The individual gathers the personal voice from the direction with directional microphone is determined according to fixed pointing direction set in advance, Suppress the noise from other directions, and form audio signal all the way；

More people gather the sound from any direction with omni-directional microphone, and the sound of all personnels participating in the meeting is together adopted Collection, and form audio signal all the way；

When using individual's Array Microphone and individual with directional microphone is determined, speaker's identity is to tie up with audio-video terminal Fixed, audio-video terminal can obtain speaker's identity information while audio is gathered；

Step 4：The audio-frequency information collected is sent to speech transcription module, voice by audio-video terminal by data transmission module The network address and port information that transcription module provides according to the consultation of doctors management module, are obtained from the audio-video terminal Take audio-frequency information,

Step 6：Speech transcription module carries out speech transcription for the audio code stream of each side of attending a meeting respectively, obtains in audio code stream The transcription result of each voice, voice start over speaker's identity corresponding to time and the voice, and by above-mentioned letter Breath is sent to the consultation note management module by network；During transcription, using speaker's identity information to obtain height Transcription accuracy rate；

Step 7：The conferencing information that consultation note management module provides according to the consultation of doctors management module, by the synchronous knowledge Other collection arranges, and forms consultation note.
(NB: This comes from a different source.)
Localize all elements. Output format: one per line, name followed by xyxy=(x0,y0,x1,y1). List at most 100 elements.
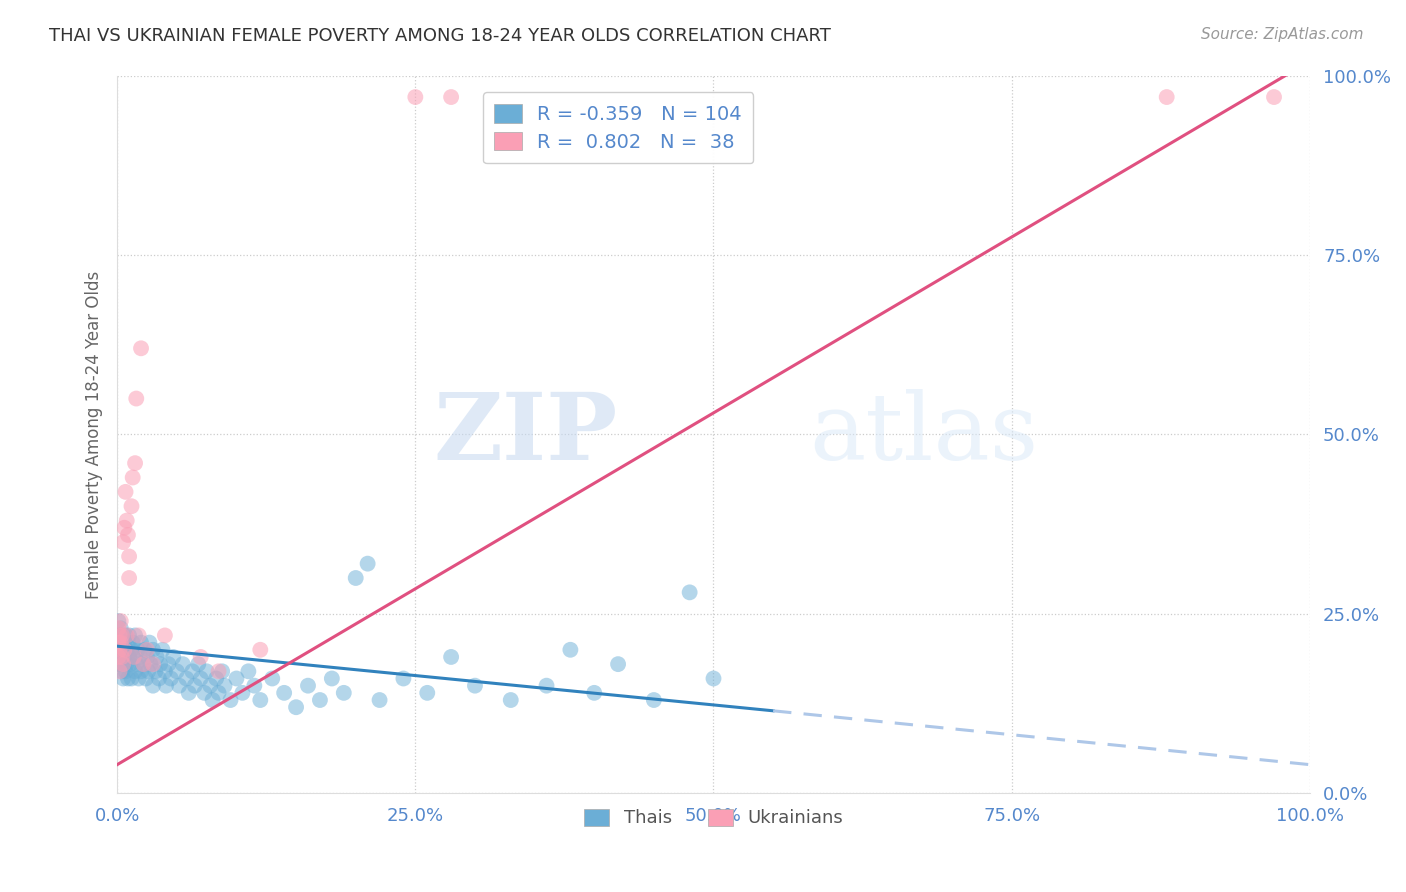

2. a kind of automatic transcription as claimed in claim 1 and the method for generation Telemedicine Consultation record, it is characterised in that:

Individual's Array Microphone is that personal Array Microphone is placed in face of each personnel participating in the meeting, is used for Gather personal voice；

More people's Array Microphone are that people's Array Microphone more than one is placed in consulting room, all for gathering The sound of personnel participating in the meeting；

The individual is to place one in face of each personnel participating in the meeting to determine directional microphone with directional microphone is determined, individual for gathering People's sound；

More people's omni-directional microphones are that an omni-directional microphone is placed in consulting room, for gathering all participants The sound of member.

3. a kind of automatic transcription as claimed in claim 1 and the method for generation Telemedicine Consultation record, it is characterised in that: When performing step 4, speech transcription module obtains audio-frequency information by two kinds of approach：First approach：Obtained from data transmission module Take the multi-channel audio code stream of all connected audio-video terminal collections；Second approach：Directly obtained from audio-video terminal The audio code stream of speaker.

4. a kind of automatic transcription as claimed in claim 1 and the method for generation Telemedicine Consultation record, it is characterised in that:Institute It is that voice data is converted into text data to state speech transcription.

5. a kind of automatic transcription as claimed in claim 1 and the method for generation Telemedicine Consultation record, it is characterised in that: When performing step 6, in the case of unknown speaker identity：

If using more people's Array Microphone, audio code stream is each speaker isolated according to speaker orientation Independent audio code stream, the speech transcription module uses speaker's identity identification technology synchronous with voice content, in transcription Cheng Zhong, using speaker's identity information to obtain high transcription accuracy rate；

If using more people's omni-directional microphones, audio code stream is the mixed audio signal of all speakers in consulting room The code stream of formation, the speech transcription module uses speaker's identity identification technology synchronous with voice content, during transcription Synchronous identification speaker's identity, using the separation of the more people's mixing voices of speaker's identity information realization, and realizes high-accuracy Transcription.